Speaking in his weekly address, Obama said the measure devised by the bipartisan “Gang of Eight” was consistent with his principles, and should move forward in the Senate without delays from Republicans.
“The bill before the Senate isn’t perfect. It’s a compromise. Nobody will get everything they want – not Democrats, not Republicans, not me,” Obama said.
The most heated debate on the Senate’s immigration overhaul centers on its pathway to citizenship for undocumented immigrants, which many Republicans have said amounts to amnesty.
In the proposed law, the pathway would be contingent on bolstering border security, though there is still contention on how that ramp-up would be enacted.

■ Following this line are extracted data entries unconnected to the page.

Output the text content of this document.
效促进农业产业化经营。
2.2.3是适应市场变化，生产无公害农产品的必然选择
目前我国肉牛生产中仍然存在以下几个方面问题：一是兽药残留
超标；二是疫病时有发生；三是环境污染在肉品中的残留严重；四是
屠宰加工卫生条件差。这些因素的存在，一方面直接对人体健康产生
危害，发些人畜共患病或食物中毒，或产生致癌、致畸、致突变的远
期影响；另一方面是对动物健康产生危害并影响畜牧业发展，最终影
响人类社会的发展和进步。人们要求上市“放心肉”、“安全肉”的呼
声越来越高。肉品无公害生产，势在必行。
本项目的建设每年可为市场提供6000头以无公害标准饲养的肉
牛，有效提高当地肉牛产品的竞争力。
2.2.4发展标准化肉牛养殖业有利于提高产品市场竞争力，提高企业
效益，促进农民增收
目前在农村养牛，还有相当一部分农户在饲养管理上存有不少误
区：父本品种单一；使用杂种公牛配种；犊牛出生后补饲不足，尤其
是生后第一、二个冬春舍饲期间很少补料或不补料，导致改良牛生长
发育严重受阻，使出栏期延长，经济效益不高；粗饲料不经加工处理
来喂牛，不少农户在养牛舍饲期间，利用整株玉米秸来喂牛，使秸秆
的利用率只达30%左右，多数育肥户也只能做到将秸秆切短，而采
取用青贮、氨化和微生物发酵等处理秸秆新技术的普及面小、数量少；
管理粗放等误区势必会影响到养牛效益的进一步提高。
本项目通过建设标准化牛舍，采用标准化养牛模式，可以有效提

Obama stressed in his address that thanks to new technologies, illegal border crossings are down, and that new enforcement initiatives have targeted dangerous immigrants in the United States illegally.
He also touted his decision last year to allow some young undocumented immigrants to defer deportation by two years, which House Republicans voted to scrap earlier this week.

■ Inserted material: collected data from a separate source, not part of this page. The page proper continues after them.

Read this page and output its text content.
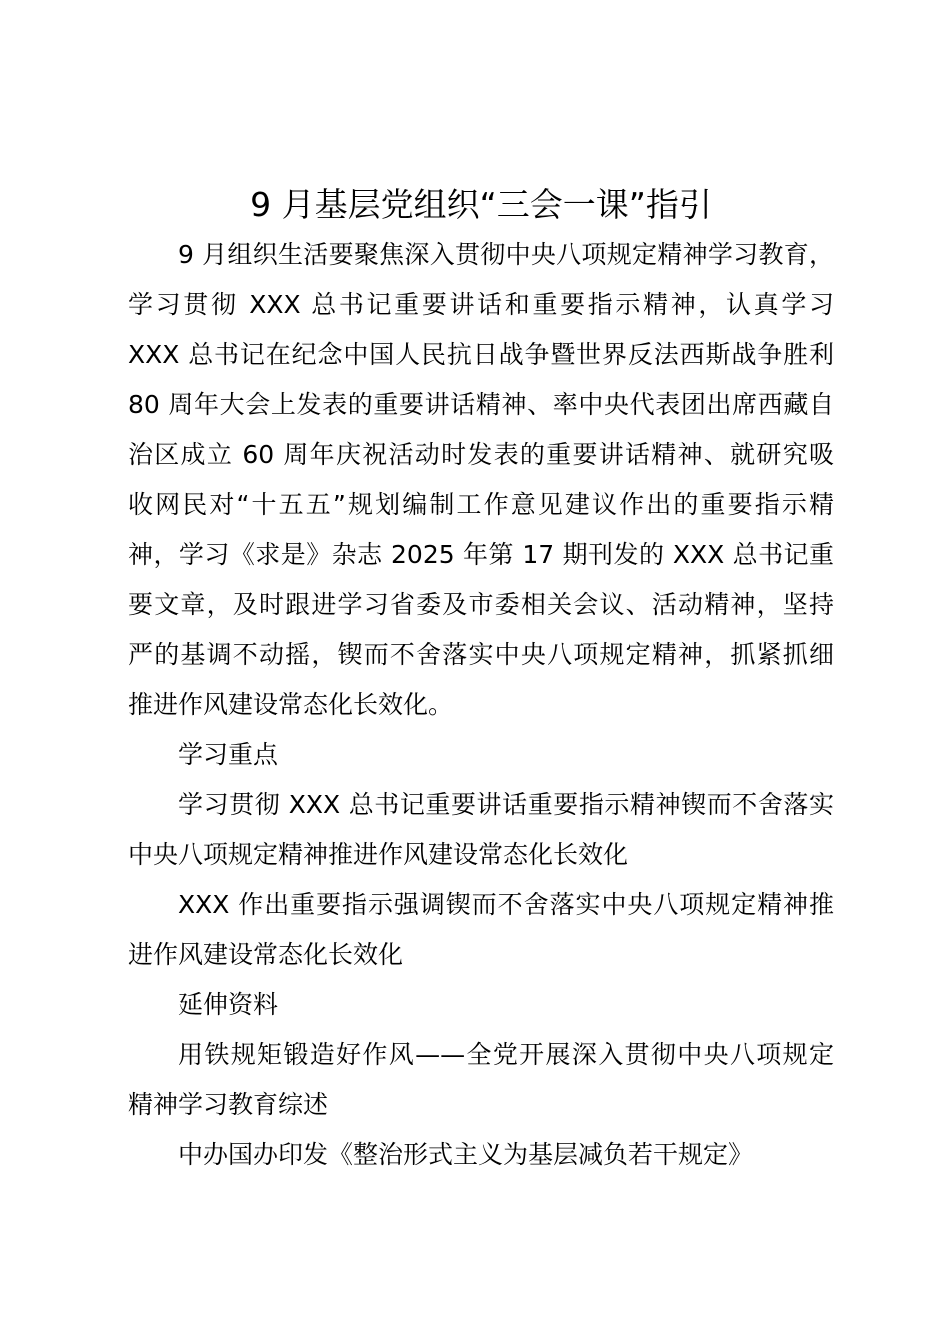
9 月基层党组织“三会一课”指引
9 月组织生活要聚焦深入贯彻中央八项规定精神学习教育，
学习贯彻 XXX 总书记重要讲话和重要指示精神，认真学习
XXX 总书记在纪念中国人民抗日战争暨世界反法西斯战争胜利
80 周年大会上发表的重要讲话精神、率中央代表团出席西藏自
治区成立 60 周年庆祝活动时发表的重要讲话精神、就研究吸
收网民对“十五五”规划编制工作意见建议作出的重要指示精
神，学习《求是》杂志 2025 年第 17 期刊发的 XXX 总书记重
要文章，及时跟进学习省委及市委相关会议、活动精神，坚持
严的基调不动摇，锲而不舍落实中央八项规定精神，抓紧抓细
推进作风建设常态化长效化。
学习重点
学习贯彻 XXX 总书记重要讲话重要指示精神锲而不舍落实
中央八项规定精神推进作风建设常态化长效化
XXX 作出重要指示强调锲而不舍落实中央八项规定精神推
进作风建设常态化长效化
延伸资料
用铁规矩锻造好作风——全党开展深入贯彻中央八项规定
精神学习教育综述
中办国办印发《整治形式主义为基层减负若干规定》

The House measure is expected to die in the Senate.
But those piecemeal changes to the system aren’t enough, Obama said, calling on senators to work together toward passing an immigration bill soon.
“There is no reason that Congress can’t work together to send a bill to my desk by the end of the summer,” Obama said. “We know the opponents of reform are going to do everything they can to prevent that. They’ll try to stoke fear and create division. They’ll try to play politics with an issue that the vast majority of Americans want addressed. And if they succeed, we will lose this chance to finally fix an immigration system that is badly broken.”
While the Senate’s immigration bill has garnered bipartisan support in that chamber, many House Republicans have said the measure won’t pass muster on their side of Capitol Hill, where a separate bipartisan group has been working on its own version of immigration reform.
This week, a key member of the House group, GOP Rep. Raul Labrador, said he was leaving negotiations, citing policy disagreements.
Even in the Senate, approval of comprehensive immigration reform is far from certain.
A key Republican player, Sen. Marco Rubio, said he may vote against the bill he helped draft if certain changes that he’s proposed aren’t added.